By | Science & Technology
Indonesian coral reefs

The world renowned “Coral Triangle” is host to the Indonesian archipelago. A marine biodiversity jewel, it also enjoys the company of some Malaysian parts, Papua New Guinea and the Philippines.

At 5, 000 km long and 2, 000 km wide and hosting 17, 000 islands, Indonesia boasts over 85 km2 of some of the most diverse coral reef systems. This area totals one-eighth of the world’s coral reef. Due to the sensitivity and vulnerability of coral reefs to environmental pressures and changes in Indonesia, the Indonesian government was moved to launch Coral Reef Rehabilitation and Management Program (COREMAP) in 1998.

The program aims to establish viable, operational, and institutionalized coral reef management systems in priority coral reef sites in Indonesia. To do so COREMAP has initiated three different phases: phase 1 aimed to establish a sustainable framework for a national coral reef management system in Indonesia; phase 2 targeted the establishment of ecosystem protective zones and the sustainable utilisation of the coastal ecosystem; while phase 3 attempts to provide communities with the capacity and incentives to co-manage their coral reefs in a sustainable fashion.

Predominantly in the form of fringing reefs, coral reef ecosystems may be found widely distributed in the archipelago; other forms include limited barrier reefs and atolls. Coral reef ecosystems function as living environments offering physical protection for the life that exists within. In addition they act as a source of abundant resources and enjoyable natural aesthetic beauty. A large number of organisms therefore utilise the coral reefs as a habitat, many of which are of economic importance. A complex and unique ecosystem is created by the interdependencies of these organisms with the environment and other life forms.

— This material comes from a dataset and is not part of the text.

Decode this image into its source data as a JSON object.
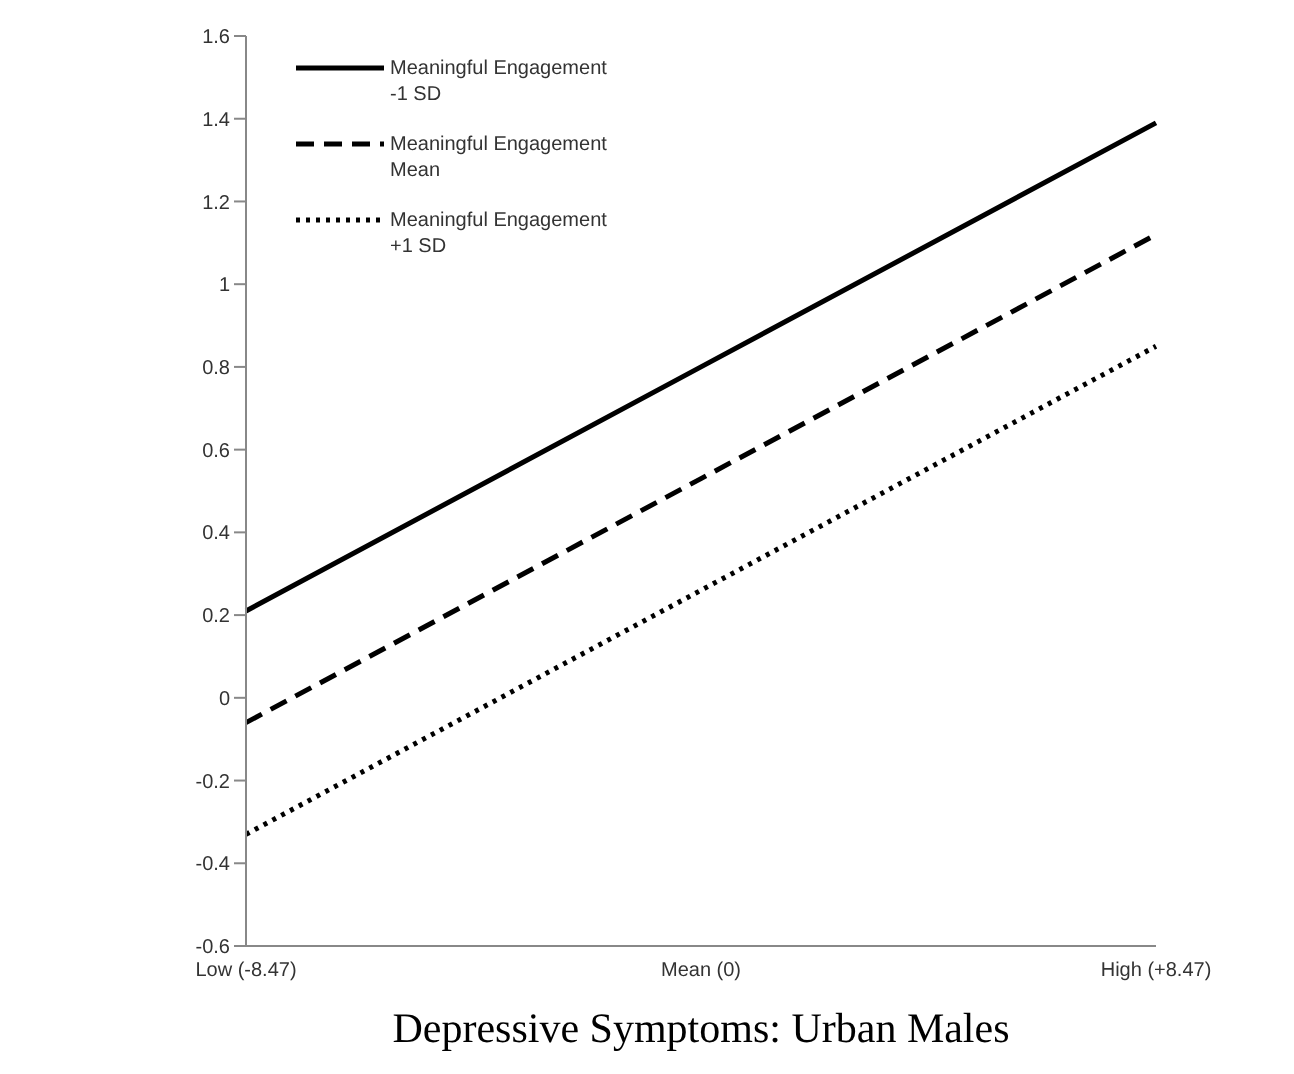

Coral reef scientists note that the centre of coral diversity can be discovered in Indonesia with 75 genera and 450 species of scleractinian corals documented in the Indonesian and surrounding waters. Overfishing and non-advantageous fishing practices, however, stand in the way of approximately two-thirds of the coral reefs in Indonesia. Coremap assists families greatly reliant on small-scale reef fishing as a source of livelihood. Coremap’s coral reef rehabilitation process is achieved by the establishment of fishing and protection zones, monitoring of coral reefs by authorised fishermen and publicising of coral reef concerns in the community.

Supported by the World Bank, Global Environment Facility (GEF), Asian Development Bank (ADB), Australian Development Aid (AusAid) and other donor agencies and countries, Coremap has altered the local economy. Sudirman, an Ecotourism owner, expands: “Before Coremap started, the people in my village mostly relied on fishing for income. Now I also see handicraft, souvenirs and culinary businesses opening up.” Coastal communities have discovered innovative ways to earn income using disposable resources in the area. Furthermore, revolving funds and training for business operations offered by the project enable individuals to diversify their livelihoods, improving local income by an average of 20%.

With the increased awareness of the significant value of coral reefs as a new source of income, community members assert a greater sense of determination to improve and protect the reefs. “My friends and I realize that we can now earn more income because the coral reefs have returned. So we put aside at least 10% of our profits to fund activities to protect the reefs,” expressed Sudirman.

Phase three of the project commenced in February 2014 and has focused on scaling up support for the alternative forms of income. This comprises the construction of infrastructure and an increase in the sales of product and services through the expansion of market access for community members. The final phase deals with local government, village programs and business innovation in order to engrave coral reef protection into development planning and improve the welfare of coastal communities.

How may the revival of coral reefs enhance the welfare of coastal communities in Indonesia as well as globally?